Selamat Datang AI

Beberapa film menunjukan dampak positif dan negatif dari penggunaan AI di dunia. Dari film ‘AI’ dengan tokoh utamanya robot anak, robocop robot polisi, hingga yang membahayakan seperti David dalam film “Prometheus” (diberi kemampuan berkehendak, akhirnya merusak satu planet, hingga berambisi menjadi tuhan).


Banyak yang mengkhawatirkan masuknya AI tanpa adanya batasan. Mungkin karena bisa dimanfaatkan untuk kejahatan, atau bisa merugikan di kemudian hari walau saat ini mungkin belum terasa dampaknya. Salah satu AI yang cukup mengganggu misalnya engine pada catur (www.lichess.org atau www.chess.com), membuat wasit membutuhkan alat bantu apakah seseorang menggunakan engine atau tidak, hingga perlu AI juga untuk mendeteksi pemain menggunakan engine atau tidak.

Yang saat ini heboh adalah chatgpt (https://chat.openai.com/chat) dengan kemampuan seperti google tapi mampu berkomunikasi layaknya manusia. Beberapa waktu yang lalu saya memiliki masalah (vektorisasi data NLP dengan TF-IDF yang keluarannya tidak sesuai dengan jumlah record). Dengan google saya perlu mencari kasus-kasus yang mirip, dan mentok ke problem-problem yang sering terjadi saja.

Uniknya ketika masih mentok, belum ada jawaban yang fix, dia bertanya “bisa mengirim sample kode?”. Nah ketika saya paste potongan kode ke chatgpt, makhluk buatan ini langsung menjelaskan detil disertai revisi kodenya dimana [‘text_column’] harus ditambahkan, tidak hanya transform(db_df).

Bahkan Scopus sendiri memasukan ChatGPT sebagai Co-Author artikel ilmiah. Hal ini menyamakan level AI layaknya Co-Author saat ini (manusia). Kita tunggu saja apakah ChatGPT bisa sebagai First Author, dari merancang riset, menulis, submit dan lain-lain.

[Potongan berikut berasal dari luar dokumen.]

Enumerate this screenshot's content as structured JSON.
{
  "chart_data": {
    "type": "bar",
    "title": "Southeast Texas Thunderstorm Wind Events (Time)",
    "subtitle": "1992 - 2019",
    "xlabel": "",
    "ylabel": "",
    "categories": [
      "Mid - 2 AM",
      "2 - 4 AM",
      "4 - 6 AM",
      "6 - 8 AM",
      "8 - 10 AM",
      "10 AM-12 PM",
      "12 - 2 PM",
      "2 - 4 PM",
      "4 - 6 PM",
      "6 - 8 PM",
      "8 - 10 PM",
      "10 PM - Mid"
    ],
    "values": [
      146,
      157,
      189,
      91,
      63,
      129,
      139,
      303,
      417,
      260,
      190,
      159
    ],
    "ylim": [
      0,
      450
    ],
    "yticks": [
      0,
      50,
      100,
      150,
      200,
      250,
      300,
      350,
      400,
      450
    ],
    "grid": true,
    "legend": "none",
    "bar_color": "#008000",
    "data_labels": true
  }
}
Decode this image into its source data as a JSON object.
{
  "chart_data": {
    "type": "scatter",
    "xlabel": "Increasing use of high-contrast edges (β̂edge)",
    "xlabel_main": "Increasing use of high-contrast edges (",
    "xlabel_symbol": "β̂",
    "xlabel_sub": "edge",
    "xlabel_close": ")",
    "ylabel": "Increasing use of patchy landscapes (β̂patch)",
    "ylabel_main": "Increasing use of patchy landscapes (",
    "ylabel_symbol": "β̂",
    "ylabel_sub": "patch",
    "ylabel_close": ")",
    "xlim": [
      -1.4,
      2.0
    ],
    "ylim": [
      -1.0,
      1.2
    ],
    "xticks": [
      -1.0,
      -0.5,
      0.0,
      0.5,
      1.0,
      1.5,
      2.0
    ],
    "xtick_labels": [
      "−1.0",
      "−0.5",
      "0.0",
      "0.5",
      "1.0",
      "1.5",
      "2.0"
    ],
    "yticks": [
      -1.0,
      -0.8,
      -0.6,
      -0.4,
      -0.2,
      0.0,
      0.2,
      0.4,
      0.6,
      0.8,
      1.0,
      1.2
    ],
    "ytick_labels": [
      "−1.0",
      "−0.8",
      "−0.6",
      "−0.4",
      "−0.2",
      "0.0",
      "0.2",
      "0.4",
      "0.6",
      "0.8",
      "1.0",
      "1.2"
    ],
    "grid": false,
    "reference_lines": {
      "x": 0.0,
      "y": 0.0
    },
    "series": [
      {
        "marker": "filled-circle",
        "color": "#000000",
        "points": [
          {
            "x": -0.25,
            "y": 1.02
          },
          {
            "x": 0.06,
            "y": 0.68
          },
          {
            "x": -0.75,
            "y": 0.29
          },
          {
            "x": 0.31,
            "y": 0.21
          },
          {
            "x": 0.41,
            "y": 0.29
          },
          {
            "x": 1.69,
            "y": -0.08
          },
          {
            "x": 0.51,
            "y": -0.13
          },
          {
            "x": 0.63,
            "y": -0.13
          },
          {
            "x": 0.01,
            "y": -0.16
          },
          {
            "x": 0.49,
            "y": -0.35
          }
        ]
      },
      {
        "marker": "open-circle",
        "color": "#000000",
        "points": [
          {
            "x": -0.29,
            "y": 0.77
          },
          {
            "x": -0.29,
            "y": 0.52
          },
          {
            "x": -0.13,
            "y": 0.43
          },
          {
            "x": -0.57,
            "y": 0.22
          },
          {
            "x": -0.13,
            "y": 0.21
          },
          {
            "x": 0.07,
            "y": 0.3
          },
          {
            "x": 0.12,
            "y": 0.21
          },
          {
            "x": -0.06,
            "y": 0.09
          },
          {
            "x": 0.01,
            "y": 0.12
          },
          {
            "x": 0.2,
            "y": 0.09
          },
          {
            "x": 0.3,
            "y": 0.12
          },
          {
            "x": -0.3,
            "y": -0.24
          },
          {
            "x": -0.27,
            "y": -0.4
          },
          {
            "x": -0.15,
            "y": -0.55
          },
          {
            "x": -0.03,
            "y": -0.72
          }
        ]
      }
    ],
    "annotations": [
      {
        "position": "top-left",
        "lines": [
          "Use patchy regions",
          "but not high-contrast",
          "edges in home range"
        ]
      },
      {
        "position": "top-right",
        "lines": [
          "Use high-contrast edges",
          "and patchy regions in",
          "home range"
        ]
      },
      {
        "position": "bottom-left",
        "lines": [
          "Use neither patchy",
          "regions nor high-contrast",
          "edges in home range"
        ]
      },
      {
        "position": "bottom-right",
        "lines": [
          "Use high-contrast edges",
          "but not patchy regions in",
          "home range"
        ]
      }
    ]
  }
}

Aplikasi ini juga mengancam pengajar (guru dan dosen) dalam proses pembelajaran, terutama dalam tugas dan ujian. Mesin-mesin plagiasi perlu mencari cara apakah suatu tulisan dibuat manusia ataukah engine AI. Di Perancis, aplikasi ini dianggap ‘high risk’ dan diband (Link).

Bagaimana jika seorang teroris membuat ChatGPT palsu kemudian secara diam-diam chat dengan anak-anak muda dan melakukan doktrinasi ke remaja-remaja yang masih labil yang tanpa sadar si remaja itu chat dengan manusia yang menyamar sebagai engine dan mengajarkan hal-hal berbahaya.

Selama idola, fans, role model masih manusia, entah itu atlit, artis, guru dan dosen, keberadaan kita masih dibutuhkan. Guru dan dosen pun jadi sadar bahwa tidak hanya transfer ilmu dan skill saja yang diiperoleh dari institusi pendidikan melainkan akhlak, teladan yang baik, hingga bertambahnya network/jaringan/circle. Sekian, semoga bisa menginspirasi.